Helicobacter pylori is present in up to 87% of patients with nonulcer dyspepsia. This study assessed the effect of eradicating Helicobacter pylori infection on the symptoms of nonulcer dyspepsia at four weeks and one year after treatment. Dyspepsia was assessed on the frequency and severity of six symptoms [epigastric pain (night and day), nausea and vomiting, upper abdominal discomfort, and regurgitation] where each symptom was scored from 0 to 4. Helicobacter pylori status was assessed before treatment and four weeks after treatment with histology and microbiology, and at one year with a carbon-13 urea breath test. Eighty-three patients (23 males, 60 females; mean age 56.3 years; mean symptom duration 3.6 months) with nonulcer dyspepsia and Helicobacter pylori infection entered the study. Seventy-five were available at one year follow-up. Four weeks after treatment, the mean symptom score improved in those with eradication (6.95-2.3, P = 0.01, N = 41) or persistent infection (6.69-3.0, P = 0.015, N = 42). At one year, those with persistent Helicobacter pylori infection (N = 38, score 5.24) had a higher score than those remaining clear of infection (N = 24, score 1.4, P < 0.0001) and those with reinfection (N = 13, score 2.2, P < 0.0001). In addition, persistent Helicobacter pylori infection was associated with more additional treatments than those with eradication (34/38 versus 4/37, P < 0.001). These results suggest that Helicobacter pylori plays an important role in the symptoms of nonulcer dyspepsia.

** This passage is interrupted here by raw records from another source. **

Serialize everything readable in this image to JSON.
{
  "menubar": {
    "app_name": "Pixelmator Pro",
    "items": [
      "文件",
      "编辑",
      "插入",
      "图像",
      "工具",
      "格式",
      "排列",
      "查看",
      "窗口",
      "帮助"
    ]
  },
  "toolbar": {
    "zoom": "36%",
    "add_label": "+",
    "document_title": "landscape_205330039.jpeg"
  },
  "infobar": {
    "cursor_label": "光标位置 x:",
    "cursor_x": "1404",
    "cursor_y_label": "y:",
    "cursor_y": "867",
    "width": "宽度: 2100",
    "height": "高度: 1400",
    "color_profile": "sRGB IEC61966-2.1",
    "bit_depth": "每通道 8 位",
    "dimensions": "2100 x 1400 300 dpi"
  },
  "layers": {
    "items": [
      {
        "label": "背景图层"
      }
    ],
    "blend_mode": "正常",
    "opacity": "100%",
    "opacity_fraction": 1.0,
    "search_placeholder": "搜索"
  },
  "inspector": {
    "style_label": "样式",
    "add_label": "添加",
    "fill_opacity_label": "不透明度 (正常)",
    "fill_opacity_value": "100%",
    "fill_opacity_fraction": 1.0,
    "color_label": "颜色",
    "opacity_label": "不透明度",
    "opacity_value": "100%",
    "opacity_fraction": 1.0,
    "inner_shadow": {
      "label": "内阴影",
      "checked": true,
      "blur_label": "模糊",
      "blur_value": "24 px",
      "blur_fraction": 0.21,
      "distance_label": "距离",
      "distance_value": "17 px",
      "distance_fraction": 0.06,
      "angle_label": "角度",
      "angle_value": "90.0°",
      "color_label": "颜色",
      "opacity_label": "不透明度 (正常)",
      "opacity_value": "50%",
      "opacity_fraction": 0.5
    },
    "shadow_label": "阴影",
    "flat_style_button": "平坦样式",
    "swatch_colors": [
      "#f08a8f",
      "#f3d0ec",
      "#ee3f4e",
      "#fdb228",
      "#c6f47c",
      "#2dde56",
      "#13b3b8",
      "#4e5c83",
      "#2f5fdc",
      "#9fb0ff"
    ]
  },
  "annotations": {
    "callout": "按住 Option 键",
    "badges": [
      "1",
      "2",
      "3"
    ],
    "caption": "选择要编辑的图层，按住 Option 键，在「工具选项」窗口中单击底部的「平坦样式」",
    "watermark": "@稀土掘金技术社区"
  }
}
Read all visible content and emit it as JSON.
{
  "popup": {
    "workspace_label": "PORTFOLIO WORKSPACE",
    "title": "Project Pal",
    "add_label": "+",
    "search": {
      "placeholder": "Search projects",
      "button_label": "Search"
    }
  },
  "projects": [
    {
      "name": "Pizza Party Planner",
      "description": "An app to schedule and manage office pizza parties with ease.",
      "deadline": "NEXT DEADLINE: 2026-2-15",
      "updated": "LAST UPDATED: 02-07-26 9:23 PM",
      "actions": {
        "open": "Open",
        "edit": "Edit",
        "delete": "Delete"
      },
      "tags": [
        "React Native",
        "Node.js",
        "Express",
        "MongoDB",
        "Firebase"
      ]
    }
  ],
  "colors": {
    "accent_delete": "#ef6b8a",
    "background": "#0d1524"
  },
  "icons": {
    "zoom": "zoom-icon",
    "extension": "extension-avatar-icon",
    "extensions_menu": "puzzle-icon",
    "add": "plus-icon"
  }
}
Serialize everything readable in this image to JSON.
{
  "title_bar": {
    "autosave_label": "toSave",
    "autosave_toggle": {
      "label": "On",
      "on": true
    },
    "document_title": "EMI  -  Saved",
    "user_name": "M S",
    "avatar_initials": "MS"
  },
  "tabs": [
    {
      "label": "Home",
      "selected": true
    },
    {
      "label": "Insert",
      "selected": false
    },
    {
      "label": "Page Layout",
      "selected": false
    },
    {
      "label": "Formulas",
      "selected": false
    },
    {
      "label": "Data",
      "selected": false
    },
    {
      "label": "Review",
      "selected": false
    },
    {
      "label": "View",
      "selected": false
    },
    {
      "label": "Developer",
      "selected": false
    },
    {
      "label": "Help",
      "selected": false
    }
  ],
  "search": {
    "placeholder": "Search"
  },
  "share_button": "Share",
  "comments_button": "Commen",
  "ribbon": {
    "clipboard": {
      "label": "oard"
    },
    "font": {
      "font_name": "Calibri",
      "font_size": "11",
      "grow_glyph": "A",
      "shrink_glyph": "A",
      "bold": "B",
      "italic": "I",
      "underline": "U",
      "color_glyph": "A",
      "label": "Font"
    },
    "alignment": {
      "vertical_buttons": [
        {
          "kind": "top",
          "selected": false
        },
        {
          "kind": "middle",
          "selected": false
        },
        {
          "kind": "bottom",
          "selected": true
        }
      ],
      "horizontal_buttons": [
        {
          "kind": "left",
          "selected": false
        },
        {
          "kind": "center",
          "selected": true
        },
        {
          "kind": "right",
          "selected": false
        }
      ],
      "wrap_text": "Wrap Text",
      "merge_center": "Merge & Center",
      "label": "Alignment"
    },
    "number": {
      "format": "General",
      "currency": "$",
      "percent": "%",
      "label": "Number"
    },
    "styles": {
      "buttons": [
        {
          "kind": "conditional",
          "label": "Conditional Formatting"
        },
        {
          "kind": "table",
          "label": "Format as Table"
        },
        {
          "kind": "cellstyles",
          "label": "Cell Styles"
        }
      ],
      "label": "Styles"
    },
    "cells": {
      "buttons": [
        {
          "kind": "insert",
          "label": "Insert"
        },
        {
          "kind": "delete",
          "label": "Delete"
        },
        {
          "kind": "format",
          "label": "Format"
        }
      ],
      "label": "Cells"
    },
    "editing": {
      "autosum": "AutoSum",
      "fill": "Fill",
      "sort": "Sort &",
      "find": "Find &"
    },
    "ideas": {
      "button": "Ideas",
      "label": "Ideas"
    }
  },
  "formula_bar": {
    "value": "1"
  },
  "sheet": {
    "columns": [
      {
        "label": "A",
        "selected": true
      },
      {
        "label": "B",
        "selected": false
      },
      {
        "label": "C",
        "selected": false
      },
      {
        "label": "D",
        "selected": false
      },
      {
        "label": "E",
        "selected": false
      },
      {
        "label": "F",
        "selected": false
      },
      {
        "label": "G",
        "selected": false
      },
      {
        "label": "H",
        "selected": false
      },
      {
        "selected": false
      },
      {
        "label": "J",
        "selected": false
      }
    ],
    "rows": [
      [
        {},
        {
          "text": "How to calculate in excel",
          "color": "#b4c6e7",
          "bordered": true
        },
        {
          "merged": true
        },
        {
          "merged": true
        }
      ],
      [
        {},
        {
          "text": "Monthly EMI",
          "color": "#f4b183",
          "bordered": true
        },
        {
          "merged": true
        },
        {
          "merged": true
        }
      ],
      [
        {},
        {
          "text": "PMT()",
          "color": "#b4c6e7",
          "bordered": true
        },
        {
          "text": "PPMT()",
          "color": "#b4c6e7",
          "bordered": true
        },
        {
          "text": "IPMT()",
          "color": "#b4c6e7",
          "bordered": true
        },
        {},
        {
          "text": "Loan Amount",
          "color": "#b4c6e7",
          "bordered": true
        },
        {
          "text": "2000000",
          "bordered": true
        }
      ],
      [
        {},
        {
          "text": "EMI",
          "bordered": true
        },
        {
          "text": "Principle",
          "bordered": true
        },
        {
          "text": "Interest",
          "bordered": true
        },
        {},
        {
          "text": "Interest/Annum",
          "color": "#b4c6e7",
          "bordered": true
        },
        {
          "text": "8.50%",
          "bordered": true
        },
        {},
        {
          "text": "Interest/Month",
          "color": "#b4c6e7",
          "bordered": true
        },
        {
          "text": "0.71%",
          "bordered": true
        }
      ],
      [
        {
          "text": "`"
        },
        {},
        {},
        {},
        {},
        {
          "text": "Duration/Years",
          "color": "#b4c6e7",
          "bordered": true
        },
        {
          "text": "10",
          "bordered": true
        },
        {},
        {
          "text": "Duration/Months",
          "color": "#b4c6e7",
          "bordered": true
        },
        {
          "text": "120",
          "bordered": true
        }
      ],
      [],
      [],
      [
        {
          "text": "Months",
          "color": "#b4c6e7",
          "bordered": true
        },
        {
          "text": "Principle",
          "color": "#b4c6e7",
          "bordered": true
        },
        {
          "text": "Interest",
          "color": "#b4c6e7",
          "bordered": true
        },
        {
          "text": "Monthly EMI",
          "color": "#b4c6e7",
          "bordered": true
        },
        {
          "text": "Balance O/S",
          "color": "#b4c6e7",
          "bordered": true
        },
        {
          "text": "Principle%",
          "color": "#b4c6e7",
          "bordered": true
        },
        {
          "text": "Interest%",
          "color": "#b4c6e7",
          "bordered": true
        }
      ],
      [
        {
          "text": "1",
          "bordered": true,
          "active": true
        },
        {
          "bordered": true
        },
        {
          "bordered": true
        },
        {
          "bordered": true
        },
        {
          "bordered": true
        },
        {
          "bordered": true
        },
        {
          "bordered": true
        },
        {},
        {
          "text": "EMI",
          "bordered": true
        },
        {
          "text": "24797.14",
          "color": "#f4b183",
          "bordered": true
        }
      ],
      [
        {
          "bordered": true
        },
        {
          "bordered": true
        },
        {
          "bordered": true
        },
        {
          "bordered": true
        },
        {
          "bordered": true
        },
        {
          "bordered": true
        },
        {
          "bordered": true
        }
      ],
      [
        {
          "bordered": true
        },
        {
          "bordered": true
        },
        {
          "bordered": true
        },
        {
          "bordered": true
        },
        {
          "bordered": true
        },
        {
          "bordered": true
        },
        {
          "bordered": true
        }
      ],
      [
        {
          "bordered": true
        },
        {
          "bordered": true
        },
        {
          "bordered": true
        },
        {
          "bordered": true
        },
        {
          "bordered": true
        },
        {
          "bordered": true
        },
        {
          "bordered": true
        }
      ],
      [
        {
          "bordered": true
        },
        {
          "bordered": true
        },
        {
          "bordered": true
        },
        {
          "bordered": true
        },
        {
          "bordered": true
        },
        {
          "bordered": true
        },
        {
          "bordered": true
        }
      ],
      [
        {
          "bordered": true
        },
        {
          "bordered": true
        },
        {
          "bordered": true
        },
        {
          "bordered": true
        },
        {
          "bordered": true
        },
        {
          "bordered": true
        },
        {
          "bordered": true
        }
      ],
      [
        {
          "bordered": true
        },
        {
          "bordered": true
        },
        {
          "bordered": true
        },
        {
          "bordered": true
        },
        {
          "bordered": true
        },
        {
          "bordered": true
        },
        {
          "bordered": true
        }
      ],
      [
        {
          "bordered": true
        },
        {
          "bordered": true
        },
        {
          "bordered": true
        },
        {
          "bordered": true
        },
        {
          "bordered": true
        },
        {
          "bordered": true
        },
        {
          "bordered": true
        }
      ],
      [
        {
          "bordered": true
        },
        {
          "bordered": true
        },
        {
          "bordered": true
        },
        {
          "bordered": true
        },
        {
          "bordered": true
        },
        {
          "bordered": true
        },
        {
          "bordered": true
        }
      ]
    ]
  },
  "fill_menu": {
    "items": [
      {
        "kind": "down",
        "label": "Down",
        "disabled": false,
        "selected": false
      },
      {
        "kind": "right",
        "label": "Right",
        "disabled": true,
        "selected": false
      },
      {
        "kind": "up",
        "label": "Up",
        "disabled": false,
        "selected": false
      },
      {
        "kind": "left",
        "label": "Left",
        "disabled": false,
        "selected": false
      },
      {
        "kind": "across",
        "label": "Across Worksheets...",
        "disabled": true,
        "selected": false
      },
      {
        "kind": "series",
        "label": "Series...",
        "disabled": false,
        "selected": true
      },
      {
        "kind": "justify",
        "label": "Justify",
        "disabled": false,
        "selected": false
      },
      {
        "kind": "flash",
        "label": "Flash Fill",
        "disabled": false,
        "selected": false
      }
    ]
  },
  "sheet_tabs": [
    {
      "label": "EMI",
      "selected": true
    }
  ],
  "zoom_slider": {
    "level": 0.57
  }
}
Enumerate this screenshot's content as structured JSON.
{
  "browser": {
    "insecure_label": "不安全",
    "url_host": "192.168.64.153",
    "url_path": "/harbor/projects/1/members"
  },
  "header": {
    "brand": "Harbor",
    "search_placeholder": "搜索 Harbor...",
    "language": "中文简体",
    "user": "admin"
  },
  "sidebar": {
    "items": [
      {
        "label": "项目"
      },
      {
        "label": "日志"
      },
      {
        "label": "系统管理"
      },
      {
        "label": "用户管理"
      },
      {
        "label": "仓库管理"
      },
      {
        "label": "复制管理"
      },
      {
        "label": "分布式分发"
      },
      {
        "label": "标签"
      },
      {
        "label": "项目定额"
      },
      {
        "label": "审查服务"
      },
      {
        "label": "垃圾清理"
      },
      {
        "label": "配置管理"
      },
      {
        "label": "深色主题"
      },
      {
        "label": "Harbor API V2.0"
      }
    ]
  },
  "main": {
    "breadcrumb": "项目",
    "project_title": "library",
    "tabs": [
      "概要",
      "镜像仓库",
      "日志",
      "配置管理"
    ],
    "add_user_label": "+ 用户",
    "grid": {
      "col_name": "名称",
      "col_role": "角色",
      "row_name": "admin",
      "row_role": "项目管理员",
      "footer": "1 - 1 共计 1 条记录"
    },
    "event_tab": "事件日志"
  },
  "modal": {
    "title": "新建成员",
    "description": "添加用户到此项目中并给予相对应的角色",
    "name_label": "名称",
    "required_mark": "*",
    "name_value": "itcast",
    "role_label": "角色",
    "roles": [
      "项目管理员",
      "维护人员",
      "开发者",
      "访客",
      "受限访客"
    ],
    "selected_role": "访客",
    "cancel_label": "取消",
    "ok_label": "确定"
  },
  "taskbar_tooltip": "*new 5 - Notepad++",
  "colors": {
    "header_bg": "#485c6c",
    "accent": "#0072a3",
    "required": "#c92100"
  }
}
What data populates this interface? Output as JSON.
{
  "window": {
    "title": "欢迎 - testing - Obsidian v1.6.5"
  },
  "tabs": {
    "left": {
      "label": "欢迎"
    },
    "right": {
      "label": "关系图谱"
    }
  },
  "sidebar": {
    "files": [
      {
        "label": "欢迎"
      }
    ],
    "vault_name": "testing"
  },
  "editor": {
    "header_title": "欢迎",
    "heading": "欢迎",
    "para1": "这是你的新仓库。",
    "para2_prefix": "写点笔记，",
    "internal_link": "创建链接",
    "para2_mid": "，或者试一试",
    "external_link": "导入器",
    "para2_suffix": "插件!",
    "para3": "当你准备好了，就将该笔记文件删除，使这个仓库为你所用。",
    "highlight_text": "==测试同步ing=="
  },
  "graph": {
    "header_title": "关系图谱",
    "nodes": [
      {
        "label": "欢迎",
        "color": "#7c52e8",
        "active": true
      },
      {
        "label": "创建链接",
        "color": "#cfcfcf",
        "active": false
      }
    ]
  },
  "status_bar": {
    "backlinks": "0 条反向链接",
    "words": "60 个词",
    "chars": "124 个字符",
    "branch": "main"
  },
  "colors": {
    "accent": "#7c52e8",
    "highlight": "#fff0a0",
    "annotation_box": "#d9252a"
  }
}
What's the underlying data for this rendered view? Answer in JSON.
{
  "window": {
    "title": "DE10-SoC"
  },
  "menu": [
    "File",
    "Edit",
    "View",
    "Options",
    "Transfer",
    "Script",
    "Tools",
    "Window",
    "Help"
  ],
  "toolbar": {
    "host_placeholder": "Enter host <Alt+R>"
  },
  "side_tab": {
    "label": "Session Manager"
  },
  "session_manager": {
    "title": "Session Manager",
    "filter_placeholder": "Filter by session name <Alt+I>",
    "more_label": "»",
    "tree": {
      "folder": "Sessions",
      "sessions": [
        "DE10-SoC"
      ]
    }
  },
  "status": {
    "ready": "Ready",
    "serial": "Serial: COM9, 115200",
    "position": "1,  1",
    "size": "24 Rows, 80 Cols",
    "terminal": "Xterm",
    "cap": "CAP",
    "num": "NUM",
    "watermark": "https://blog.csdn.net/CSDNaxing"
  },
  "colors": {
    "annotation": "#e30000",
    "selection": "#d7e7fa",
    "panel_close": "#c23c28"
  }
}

高达87%的非溃疡性消化不良患者体内存在幽门螺杆菌。本研究评估了根除幽门螺杆菌感染对治疗后四周和一年时非溃疡性消化不良症状的影响。根据六种症状(上腹部疼痛,包括夜间和日间;恶心和呕吐;上腹部不适;反流)的发生频率和严重程度对消化不良进行评估,每种症状的评分范围为0至4分。在治疗前、治疗后四周通过组织学和微生物学评估幽门螺杆菌状态,在一年时通过碳-13尿素呼气试验进行评估。83例患有非溃疡性消化不良且感染幽门螺杆菌的患者(23例男性,60例女性;平均年龄56.3岁;平均症状持续时间3.6个月)进入研究。75例患者完成了一年的随访。治疗后四周,根除幽门螺杆菌的患者(N = 41,平均症状评分从6.95降至2.3,P = 0.01)或持续感染的患者(N = 42,平均症状评分从6.69降至3.0,P = 0.015)的平均症状评分均有所改善。一年时,持续感染幽门螺杆菌的患者(N = 38,评分5.24)的评分高于未感染的患者(N = 24,评分1.4,P < 0.0001)和再次感染的患者(N = 13,评分2.2,P < 0.0001)。此外,与根除幽门螺杆菌的患者相比,持续感染幽门螺杆菌的患者需要更多的额外治疗(34/38 对比 4/37,P < 0.001)。这些结果表明,幽门螺杆菌在非溃疡性消化不良症状中起重要作用。